Students should not go to college to experiment. They should have solid ambitions in mind. If those ambitions include needing a college degree or credential, they should go. I would not allow a child to go to school with an “undeclared” major or a major that could just as easily be pursued at a 2-year school.

One of my sons went to the Ashbrook Program at Ashland University, where he received a solid education in history and government. He is now a CFA. Another got an accounting degree, necessary to become what he now is, a CPA. Another son is an engineering major, which will help him get his boards. My daughter is an Elementary Education major. All had paths immediately and followed them to the end. I would insist on such a game plan. 
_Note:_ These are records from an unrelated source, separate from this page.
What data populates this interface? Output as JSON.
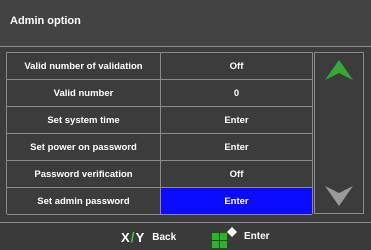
{
  "header": {
    "title": "Admin option"
  },
  "rows": [
    {
      "label": "Valid number of validation",
      "value": "Off"
    },
    {
      "label": "Valid number",
      "value": "0"
    },
    {
      "label": "Set system time",
      "value": "Enter"
    },
    {
      "label": "Set power on password",
      "value": "Enter"
    },
    {
      "label": "Password verification",
      "value": "Off"
    },
    {
      "label": "Set admin password",
      "value": "Enter",
      "selected": true
    }
  ],
  "side": {
    "up_icon": "up-arrow-icon",
    "down_icon": "down-arrow-icon"
  },
  "footer": {
    "x_key": "X",
    "y_key": "Y",
    "back_label": "Back",
    "enter_icon": "enter-icon",
    "enter_label": "Enter"
  },
  "colors": {
    "selection": "#0b0bff",
    "up_arrow": "#33aa33",
    "down_arrow": "#9a9a9a",
    "footer_green": "#33cc33"
  }
}
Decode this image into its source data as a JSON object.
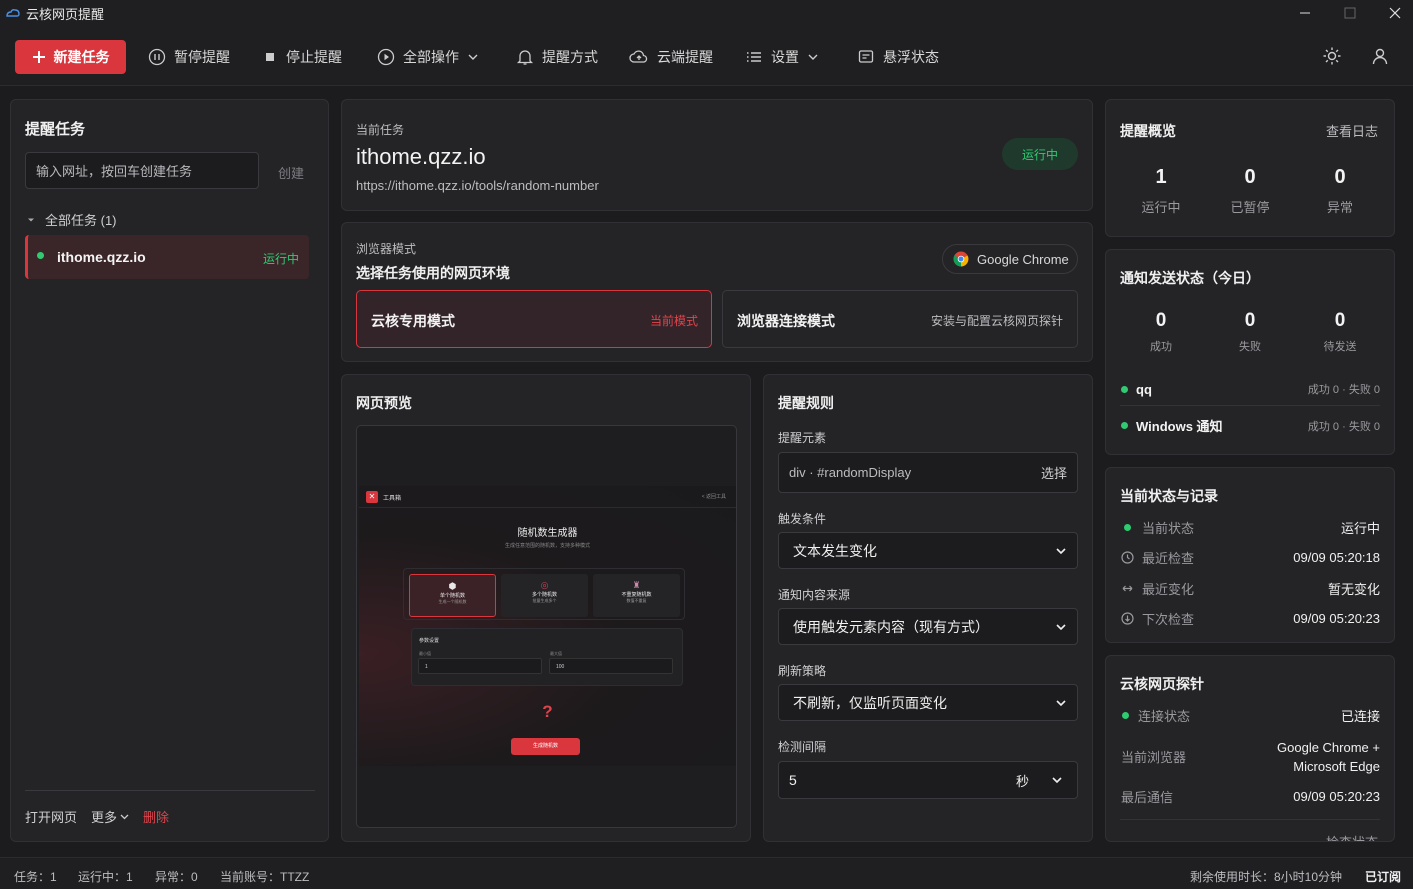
{
  "app": {
    "title": "云核网页提醒"
  },
  "toolbar": {
    "new_task": "新建任务",
    "pause": "暂停提醒",
    "stop": "停止提醒",
    "all_ops": "全部操作",
    "notify_method": "提醒方式",
    "cloud": "云端提醒",
    "settings": "设置",
    "float": "悬浮状态"
  },
  "left": {
    "title": "提醒任务",
    "url_placeholder": "输入网址，按回车创建任务",
    "create": "创建",
    "group": "全部任务 (1)",
    "task": {
      "name": "ithome.qzz.io",
      "status": "运行中"
    },
    "open": "打开网页",
    "more": "更多",
    "delete": "删除"
  },
  "current": {
    "label": "当前任务",
    "name": "ithome.qzz.io",
    "url": "https://ithome.qzz.io/tools/random-number",
    "status": "运行中"
  },
  "browser": {
    "label": "浏览器模式",
    "subtitle": "选择任务使用的网页环境",
    "browser_name": "Google Chrome",
    "mode1": "云核专用模式",
    "mode1_tag": "当前模式",
    "mode2": "浏览器连接模式",
    "mode2_desc": "安装与配置云核网页探针"
  },
  "preview": {
    "title": "网页预览",
    "site_name": "工具箱",
    "back": "< 返回工具",
    "page_title": "随机数生成器",
    "page_sub": "生成任意范围的随机数，支持多种模式",
    "opt1": "单个随机数",
    "opt1_sub": "生成一个随机数",
    "opt2": "多个随机数",
    "opt2_sub": "批量生成多个",
    "opt3": "不重复随机数",
    "opt3_sub": "数值不重复",
    "params": "参数设置",
    "min_label": "最小值",
    "max_label": "最大值",
    "min": "1",
    "max": "100",
    "question": "?",
    "gen_btn": "生成随机数"
  },
  "rules": {
    "title": "提醒规则",
    "element_label": "提醒元素",
    "element_value": "div · #randomDisplay",
    "select": "选择",
    "trigger_label": "触发条件",
    "trigger_value": "文本发生变化",
    "source_label": "通知内容来源",
    "source_value": "使用触发元素内容（现有方式）",
    "refresh_label": "刷新策略",
    "refresh_value": "不刷新，仅监听页面变化",
    "interval_label": "检测间隔",
    "interval_value": "5",
    "interval_unit": "秒"
  },
  "overview": {
    "title": "提醒概览",
    "log": "查看日志",
    "running": "1",
    "running_label": "运行中",
    "paused": "0",
    "paused_label": "已暂停",
    "error": "0",
    "error_label": "异常"
  },
  "notify": {
    "title": "通知发送状态（今日）",
    "success": "0",
    "success_label": "成功",
    "fail": "0",
    "fail_label": "失败",
    "pending": "0",
    "pending_label": "待发送",
    "ch1": "qq",
    "ch1_stat": "成功 0 · 失败 0",
    "ch2": "Windows 通知",
    "ch2_stat": "成功 0 · 失败 0"
  },
  "state": {
    "title": "当前状态与记录",
    "cur_label": "当前状态",
    "cur": "运行中",
    "last_label": "最近检查",
    "last": "09/09 05:20:18",
    "change_label": "最近变化",
    "change": "暂无变化",
    "next_label": "下次检查",
    "next": "09/09 05:20:23"
  },
  "probe": {
    "title": "云核网页探针",
    "conn_label": "连接状态",
    "conn": "已连接",
    "browser_label": "当前浏览器",
    "browser1": "Google Chrome +",
    "browser2": "Microsoft Edge",
    "comm_label": "最后通信",
    "comm": "09/09 05:20:23",
    "check": "检查状态"
  },
  "statusbar": {
    "tasks": "任务：1",
    "running": "运行中：1",
    "errors": "异常：0",
    "account": "当前账号：TTZZ",
    "remaining": "剩余使用时长：8小时10分钟",
    "subscribed": "已订阅"
  },
  "colors": {
    "accent": "#d9363e",
    "running": "#2ecc71"
  }
}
What have colleges been doing over the years regarding their core curriculum? What should they be doing? 

Core curriculum has changed significantly in the last century. Broadly, before 1950, most university general education curriculum was standard.  All students took the same courses.

After the 1960s, universities had what were called distribution requirements, where students had to take twelve credits of humanities from three different departments, twelve credits of social sciences from three departments, and twelve credits of natural science from three departments and a lab. Or some such thing. That is what existed when I went to college in the late 1980s and what still existed when I began teaching in 2000.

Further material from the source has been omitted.